Kinda creepy, now that I think of it.
I can glimpse the hair and see it messy or or coiffed. I know the color and style. I’m familiar with the character’s gait, shoulder width,and height. I certainly know if there’s a bump on a nose or a cleft in the chin. I define fashion sense. And sometimes I know eye color.
But I still don’t see faces.
When asked who would play my characters in a movie, I freeze. I don’t see my “people” on a screen, I see them on a page. Not that I’d reject a movie deal should Hollywood come to call, but I’d be more likely to say who I think could “pull off” the character rather than who looks like her.

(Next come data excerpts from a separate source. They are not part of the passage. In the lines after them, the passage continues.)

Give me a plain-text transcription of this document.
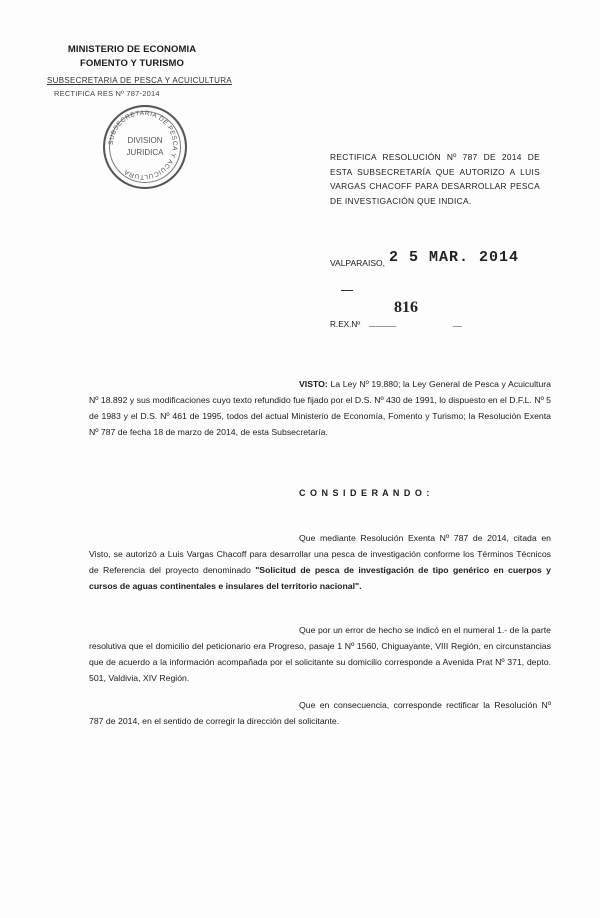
MINISTERIO DE ECONOMIA
FOMENTO Y TURISMO
SUBSECRETARIA DE PESCA Y ACUICULTURA
RECTIFICA RES Nº 787-2014
SUBSECRETARIA DE PESCA Y ACUICULTURA
DIVISION
JURIDICA	RECTIFICA RESOLUCIÓN Nº 787 DE 2014 DE ESTA SUBSECRETARÍA QUE AUTORIZO A LUIS VARGAS CHACOFF PARA DESARROLLAR PESCA DE INVESTIGACIÓN QUE INDICA.
VALPARAISO, 2 5 MAR. 2014
816
R.EX.Nº ______	__
VISTO: La Ley Nº 19.880; la Ley General de Pesca y Acuicultura Nº 18.892 y sus modificaciones cuyo texto refundido fue fijado por el D.S. Nº 430 de 1991, lo dispuesto en el D.F.L. Nº 5 de 1983 y el D.S. Nº 461 de 1995, todos del actual Ministerio de Economía, Fomento y Turismo; la Resolución Exenta Nº 787 de fecha 18 de marzo de 2014, de esta Subsecretaría.
C O N S I D E R A N D O :
Que mediante Resolución Exenta Nº 787 de 2014, citada en Visto, se autorizó a Luis Vargas Chacoff para desarrollar una pesca de investigación conforme los Términos Técnicos de Referencia del proyecto denominado "Solicitud de pesca de investigación de tipo genérico en cuerpos y cursos de aguas continentales e insulares del territorio nacional".
Que por un error de hecho se indicó en el numeral 1.- de la parte resolutiva que el domicilio del peticionario era Progreso, pasaje 1 Nº 1560, Chiguayante, VIII Región, en circunstancias que de acuerdo a la información acompañada por el solicitante su domicilio corresponde a Avenida Prat Nº 371, depto. 501, Valdivia, XIV Región.
Que en consecuencia, corresponde rectificar la Resolución Nº 787 de 2014, en el sentido de corregir la dirección del solicitante.
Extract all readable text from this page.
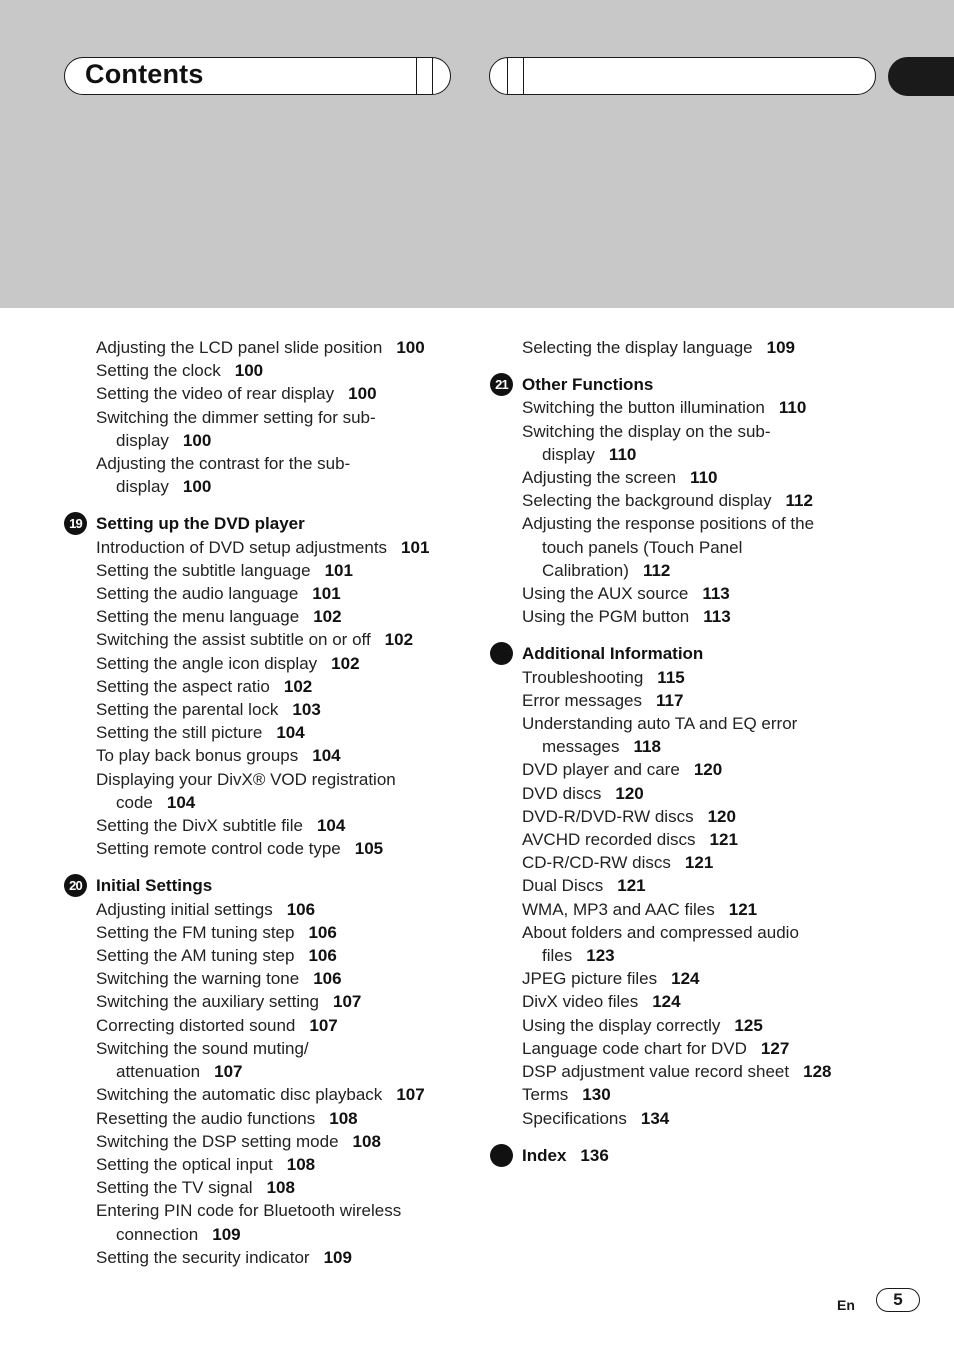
Contents
Adjusting the LCD panel slide position 100
Setting the clock 100
Setting the video of rear display 100
Switching the dimmer setting for sub-
display 100
Adjusting the contrast for the sub-
display 100
19 Setting up the DVD player
Introduction of DVD setup adjustments 101
Setting the subtitle language 101
Setting the audio language 101
Setting the menu language 102
Switching the assist subtitle on or off 102
Setting the angle icon display 102
Setting the aspect ratio 102
Setting the parental lock 103
Setting the still picture 104
To play back bonus groups 104
Displaying your DivX® VOD registration
code 104
Setting the DivX subtitle file 104
Setting remote control code type 105
20 Initial Settings
Adjusting initial settings 106
Setting the FM tuning step 106
Setting the AM tuning step 106
Switching the warning tone 106
Switching the auxiliary setting 107
Correcting distorted sound 107
Switching the sound muting/
attenuation 107
Switching the automatic disc playback 107
Resetting the audio functions 108
Switching the DSP setting mode 108
Setting the optical input 108
Setting the TV signal 108
Entering PIN code for Bluetooth wireless
connection 109
Setting the security indicator 109
Selecting the display language 109
21 Other Functions
Switching the button illumination 110
Switching the display on the sub-
display 110
Adjusting the screen 110
Selecting the background display 112
Adjusting the response positions of the
touch panels (Touch Panel
Calibration) 112
Using the AUX source 113
Using the PGM button 113
Additional Information
Troubleshooting 115
Error messages 117
Understanding auto TA and EQ error
messages 118
DVD player and care 120
DVD discs 120
DVD-R/DVD-RW discs 120
AVCHD recorded discs 121
CD-R/CD-RW discs 121
Dual Discs 121
WMA, MP3 and AAC files 121
About folders and compressed audio
files 123
JPEG picture files 124
DivX video files 124
Using the display correctly 125
Language code chart for DVD 127
DSP adjustment value record sheet 128
Terms 130
Specifications 134
Index 136
En	5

When you meet Izzy Lane (for which I cannot wait!!) my main character in The Good Neighbor, you’ll know early on that her hair is short because her ex-husband always liked it long. I wrote Izzy tall (five-foot-nine) because that’s how I pictured her, with a gracefulness that I envision comes with long limbs. I don’t think I ever described the face of Izzy’s next-door-neighbor, Mrs. Feldman. She’s eighty-five. She’s spry. She speaks her mind. And she is also scared of a long-held secret. So, picture her as you want her to look. Like your favorite teacher, a grandmother, aunt or friend. Or leave her face peacefully blank, or always turned slightly away, filled in by story and emotion, not features.
In my work-in-progress, there’s a twelve-year-old girl. She is gangly in the way you know will turn into gracefulness in a few years, maybe more. She has long red hair and a tentative smile. I watched and recorded several cooking shows that featured kids, because I don’t have any twelve-year-old girls in my life and there were a few on the shows. One had just the right smile. Another was a little too grown up, but that was good to see. Another seemed a little too young. I noticed unplucked eyebrows and braces. Whimsy. Big smiles. Bigger tears. Those are the elements of a character to me, much more so than a portrait.
I write for myself, but my novels are published for my readers. I trust them to take good care of the characters, to allow the people on the page to be who the readers need them to be for that story—to look the part and be perfect for that reader only.
Do you picture faces when you read? Famous faces or everyday faces? If you’re a writer, who do you see when you write your own stories?